Home care workers declare victory on minimum-wage fight

Home care workers declare victory on minimum-wage fight

Home care workers scored a victory on Tuesday after the Department of Labor announced that they will qualify for minimum wage and overtime.

The change, which could impact as many as 2 million workers, goes into effect on Jan. 1, 2015.

The workers, who care for the infirm or disabled at home, had not always made minimum wage or overtime pay because of a loophole in the federal Fair Labor Standards Act.

“It’s a happy moment,” Deane Beebe, spokesperson for the Paraprofessional Healthcare Institute, an advocacy group for home care workers, told Yahoo News. “It means home care workers will now be treated like most workers in the nation. This is a step toward the recognition and respect they deserve -- to make sure they are protected under federal wage laws.”

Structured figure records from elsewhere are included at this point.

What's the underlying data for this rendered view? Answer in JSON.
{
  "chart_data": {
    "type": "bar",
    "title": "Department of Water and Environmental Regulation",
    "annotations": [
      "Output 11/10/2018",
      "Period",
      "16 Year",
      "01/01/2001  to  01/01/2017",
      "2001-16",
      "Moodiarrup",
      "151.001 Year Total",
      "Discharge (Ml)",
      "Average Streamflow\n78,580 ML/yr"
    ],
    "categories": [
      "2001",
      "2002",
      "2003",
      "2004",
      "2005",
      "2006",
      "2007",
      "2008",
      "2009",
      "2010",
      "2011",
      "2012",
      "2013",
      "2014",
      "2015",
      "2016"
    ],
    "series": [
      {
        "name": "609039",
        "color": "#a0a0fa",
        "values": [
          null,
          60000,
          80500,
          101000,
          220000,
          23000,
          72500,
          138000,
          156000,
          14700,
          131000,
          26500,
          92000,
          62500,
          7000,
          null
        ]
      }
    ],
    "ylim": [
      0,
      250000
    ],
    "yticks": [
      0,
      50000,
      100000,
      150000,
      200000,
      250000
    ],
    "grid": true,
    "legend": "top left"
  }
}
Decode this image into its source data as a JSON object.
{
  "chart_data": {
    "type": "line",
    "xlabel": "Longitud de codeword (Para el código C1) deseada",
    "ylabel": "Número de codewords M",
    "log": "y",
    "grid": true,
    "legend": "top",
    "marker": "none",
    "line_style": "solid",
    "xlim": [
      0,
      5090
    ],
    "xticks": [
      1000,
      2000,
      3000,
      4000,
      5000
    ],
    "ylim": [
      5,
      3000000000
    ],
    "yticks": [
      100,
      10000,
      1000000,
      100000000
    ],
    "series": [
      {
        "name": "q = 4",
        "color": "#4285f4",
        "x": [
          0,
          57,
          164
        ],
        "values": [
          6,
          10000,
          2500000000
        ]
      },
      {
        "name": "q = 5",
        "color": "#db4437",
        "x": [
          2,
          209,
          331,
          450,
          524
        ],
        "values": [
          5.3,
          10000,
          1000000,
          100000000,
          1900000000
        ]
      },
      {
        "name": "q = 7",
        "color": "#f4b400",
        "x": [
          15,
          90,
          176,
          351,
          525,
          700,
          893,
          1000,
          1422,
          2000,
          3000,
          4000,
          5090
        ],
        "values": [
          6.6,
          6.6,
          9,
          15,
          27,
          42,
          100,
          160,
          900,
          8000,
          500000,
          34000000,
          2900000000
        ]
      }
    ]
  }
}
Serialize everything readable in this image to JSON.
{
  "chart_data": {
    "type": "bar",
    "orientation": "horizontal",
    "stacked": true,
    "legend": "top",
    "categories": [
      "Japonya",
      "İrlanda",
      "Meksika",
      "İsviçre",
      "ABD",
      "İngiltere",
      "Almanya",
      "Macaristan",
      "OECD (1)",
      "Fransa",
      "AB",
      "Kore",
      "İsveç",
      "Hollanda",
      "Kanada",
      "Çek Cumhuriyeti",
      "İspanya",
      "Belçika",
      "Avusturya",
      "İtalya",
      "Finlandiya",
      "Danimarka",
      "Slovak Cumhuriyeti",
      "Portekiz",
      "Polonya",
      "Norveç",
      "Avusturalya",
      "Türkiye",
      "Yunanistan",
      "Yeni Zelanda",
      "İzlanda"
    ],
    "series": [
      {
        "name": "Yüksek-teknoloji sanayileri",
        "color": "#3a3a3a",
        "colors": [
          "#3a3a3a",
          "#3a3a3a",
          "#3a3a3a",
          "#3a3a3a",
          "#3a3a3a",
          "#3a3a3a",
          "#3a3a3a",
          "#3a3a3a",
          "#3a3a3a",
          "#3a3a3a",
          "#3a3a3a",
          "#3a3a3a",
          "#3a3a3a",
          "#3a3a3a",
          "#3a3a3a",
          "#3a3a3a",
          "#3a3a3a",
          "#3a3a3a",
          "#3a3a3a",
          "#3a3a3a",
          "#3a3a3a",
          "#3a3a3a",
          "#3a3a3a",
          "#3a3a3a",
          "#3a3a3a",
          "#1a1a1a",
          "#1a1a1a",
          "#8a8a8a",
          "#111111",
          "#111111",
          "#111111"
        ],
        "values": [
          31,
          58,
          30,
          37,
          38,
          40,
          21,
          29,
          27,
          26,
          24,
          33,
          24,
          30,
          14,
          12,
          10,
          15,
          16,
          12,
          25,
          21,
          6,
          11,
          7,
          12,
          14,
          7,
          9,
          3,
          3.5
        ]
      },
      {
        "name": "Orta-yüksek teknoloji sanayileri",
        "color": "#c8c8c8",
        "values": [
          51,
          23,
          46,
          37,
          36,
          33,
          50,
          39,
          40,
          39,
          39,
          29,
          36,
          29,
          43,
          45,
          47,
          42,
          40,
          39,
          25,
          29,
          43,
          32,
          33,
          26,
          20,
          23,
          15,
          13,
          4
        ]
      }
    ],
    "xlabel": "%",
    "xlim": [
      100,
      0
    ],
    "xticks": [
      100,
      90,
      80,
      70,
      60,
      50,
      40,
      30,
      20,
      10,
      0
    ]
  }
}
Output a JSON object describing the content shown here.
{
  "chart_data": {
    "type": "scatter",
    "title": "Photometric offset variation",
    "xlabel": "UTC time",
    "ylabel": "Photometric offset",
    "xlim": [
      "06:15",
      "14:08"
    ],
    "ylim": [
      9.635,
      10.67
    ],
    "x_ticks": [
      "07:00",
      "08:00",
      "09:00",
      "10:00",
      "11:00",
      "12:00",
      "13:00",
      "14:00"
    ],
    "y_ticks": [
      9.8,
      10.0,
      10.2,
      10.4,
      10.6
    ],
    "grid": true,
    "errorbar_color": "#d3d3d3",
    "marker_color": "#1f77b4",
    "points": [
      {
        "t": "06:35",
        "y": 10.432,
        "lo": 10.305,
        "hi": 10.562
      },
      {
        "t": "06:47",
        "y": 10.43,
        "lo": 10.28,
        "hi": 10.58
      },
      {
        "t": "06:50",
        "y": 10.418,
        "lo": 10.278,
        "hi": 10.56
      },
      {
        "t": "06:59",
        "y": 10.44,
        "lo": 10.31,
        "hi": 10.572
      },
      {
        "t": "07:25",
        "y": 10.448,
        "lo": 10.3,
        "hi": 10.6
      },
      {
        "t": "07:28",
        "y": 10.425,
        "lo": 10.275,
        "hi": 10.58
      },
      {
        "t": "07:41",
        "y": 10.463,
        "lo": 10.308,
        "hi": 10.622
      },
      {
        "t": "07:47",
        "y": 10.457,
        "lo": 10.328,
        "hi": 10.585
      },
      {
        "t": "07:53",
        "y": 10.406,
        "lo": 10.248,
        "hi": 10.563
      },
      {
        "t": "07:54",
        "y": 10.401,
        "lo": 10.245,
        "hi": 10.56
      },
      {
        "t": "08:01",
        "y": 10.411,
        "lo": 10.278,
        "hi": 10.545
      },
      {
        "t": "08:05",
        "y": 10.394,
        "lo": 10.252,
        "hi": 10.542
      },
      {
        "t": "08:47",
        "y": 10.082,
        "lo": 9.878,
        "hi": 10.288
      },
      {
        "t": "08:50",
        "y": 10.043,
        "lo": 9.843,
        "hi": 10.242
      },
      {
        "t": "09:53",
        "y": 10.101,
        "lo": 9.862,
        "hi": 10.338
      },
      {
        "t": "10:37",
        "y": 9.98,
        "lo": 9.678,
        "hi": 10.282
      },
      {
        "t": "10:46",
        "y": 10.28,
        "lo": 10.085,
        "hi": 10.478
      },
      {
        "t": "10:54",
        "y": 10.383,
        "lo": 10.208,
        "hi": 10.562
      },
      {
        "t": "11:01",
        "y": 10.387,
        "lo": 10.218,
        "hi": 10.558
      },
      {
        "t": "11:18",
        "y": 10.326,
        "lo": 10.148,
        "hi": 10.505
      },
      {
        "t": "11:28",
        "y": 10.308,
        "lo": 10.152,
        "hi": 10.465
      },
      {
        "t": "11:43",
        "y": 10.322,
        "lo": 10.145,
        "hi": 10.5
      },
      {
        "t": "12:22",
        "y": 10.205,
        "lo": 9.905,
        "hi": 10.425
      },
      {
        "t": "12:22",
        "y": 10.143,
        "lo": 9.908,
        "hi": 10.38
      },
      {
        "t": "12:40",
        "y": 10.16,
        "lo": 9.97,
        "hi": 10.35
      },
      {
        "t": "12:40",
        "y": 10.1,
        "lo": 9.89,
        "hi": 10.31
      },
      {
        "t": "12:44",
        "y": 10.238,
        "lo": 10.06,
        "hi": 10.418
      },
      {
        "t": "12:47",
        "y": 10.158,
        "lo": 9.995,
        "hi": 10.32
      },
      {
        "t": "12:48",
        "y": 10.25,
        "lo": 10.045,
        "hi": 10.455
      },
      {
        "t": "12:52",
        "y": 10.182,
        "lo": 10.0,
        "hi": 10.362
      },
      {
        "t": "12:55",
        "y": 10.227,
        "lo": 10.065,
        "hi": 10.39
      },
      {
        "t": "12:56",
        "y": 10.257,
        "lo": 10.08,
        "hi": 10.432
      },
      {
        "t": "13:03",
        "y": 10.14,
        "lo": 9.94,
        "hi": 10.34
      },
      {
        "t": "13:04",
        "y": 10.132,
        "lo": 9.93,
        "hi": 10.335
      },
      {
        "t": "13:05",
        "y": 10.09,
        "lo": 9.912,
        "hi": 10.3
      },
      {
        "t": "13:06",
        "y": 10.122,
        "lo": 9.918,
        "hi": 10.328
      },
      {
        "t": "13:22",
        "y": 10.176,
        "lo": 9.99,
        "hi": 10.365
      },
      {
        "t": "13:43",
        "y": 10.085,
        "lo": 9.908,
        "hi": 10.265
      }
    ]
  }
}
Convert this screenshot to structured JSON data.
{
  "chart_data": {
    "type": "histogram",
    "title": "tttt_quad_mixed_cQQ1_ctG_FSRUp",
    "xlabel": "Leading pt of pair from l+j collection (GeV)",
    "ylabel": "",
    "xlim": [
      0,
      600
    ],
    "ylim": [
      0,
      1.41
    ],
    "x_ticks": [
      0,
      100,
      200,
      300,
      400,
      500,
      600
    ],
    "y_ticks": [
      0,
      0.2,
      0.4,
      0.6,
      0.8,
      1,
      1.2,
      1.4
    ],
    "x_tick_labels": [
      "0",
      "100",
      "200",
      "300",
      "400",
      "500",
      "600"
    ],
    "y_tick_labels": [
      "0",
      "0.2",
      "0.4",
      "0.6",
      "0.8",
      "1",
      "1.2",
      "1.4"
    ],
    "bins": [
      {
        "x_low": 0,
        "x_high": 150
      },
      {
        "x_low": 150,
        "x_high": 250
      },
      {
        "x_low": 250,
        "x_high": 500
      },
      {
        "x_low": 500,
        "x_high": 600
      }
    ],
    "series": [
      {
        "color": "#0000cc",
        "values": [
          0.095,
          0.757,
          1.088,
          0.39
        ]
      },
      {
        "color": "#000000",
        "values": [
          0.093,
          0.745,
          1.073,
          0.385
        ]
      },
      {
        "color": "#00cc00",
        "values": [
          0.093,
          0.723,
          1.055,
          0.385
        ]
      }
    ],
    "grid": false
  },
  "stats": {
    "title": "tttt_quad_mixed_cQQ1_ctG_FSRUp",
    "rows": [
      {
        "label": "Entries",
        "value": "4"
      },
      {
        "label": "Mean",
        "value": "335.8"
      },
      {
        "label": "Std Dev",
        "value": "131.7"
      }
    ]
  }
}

The “companionship exemption,” which had been in place since 1974, put home care aides in the same category as casual baby sitters. It was a rule that President Barack Obama promised to change.

On Dec. 15, 2011, Obama said, “We are going to make sure that over a million men and women in one of the fastest-growing professions in the country don’t slip through the cracks.

“We’re going to do what’s fair, and we’re going to do what’s right,” he added.

Home care workers often work long hours and overnight, enabling the chronically ill or disabled to receive skilled care while still living at home. Paying at-home workers minimum wage and overtime is estimated to modestly increase their earnings by about $166 per employee per year, according to the Labor Department.

“Home care workers are no longer treated like teenage baby sitters under this final rule,” U.S. Secretary of Labor Thomas Perez said in a conference call on Tuesday to announce the rule change. “These workers are skilled, capable, and it’s time we started paying them like this.”

However, not everyone believes the rule change will have a positive effect.

“We think it will do more harm than good, rather than these workers getting overtime, there will be fewer and fewer people who will use them,” Val J. Halamandaris, president of the National Association for Home Care & Hospice, which advocates for businesses that employ home health aides, told Yahoo News in May.

Minimum wage and overtime protections are already in place for these workers in 21 states.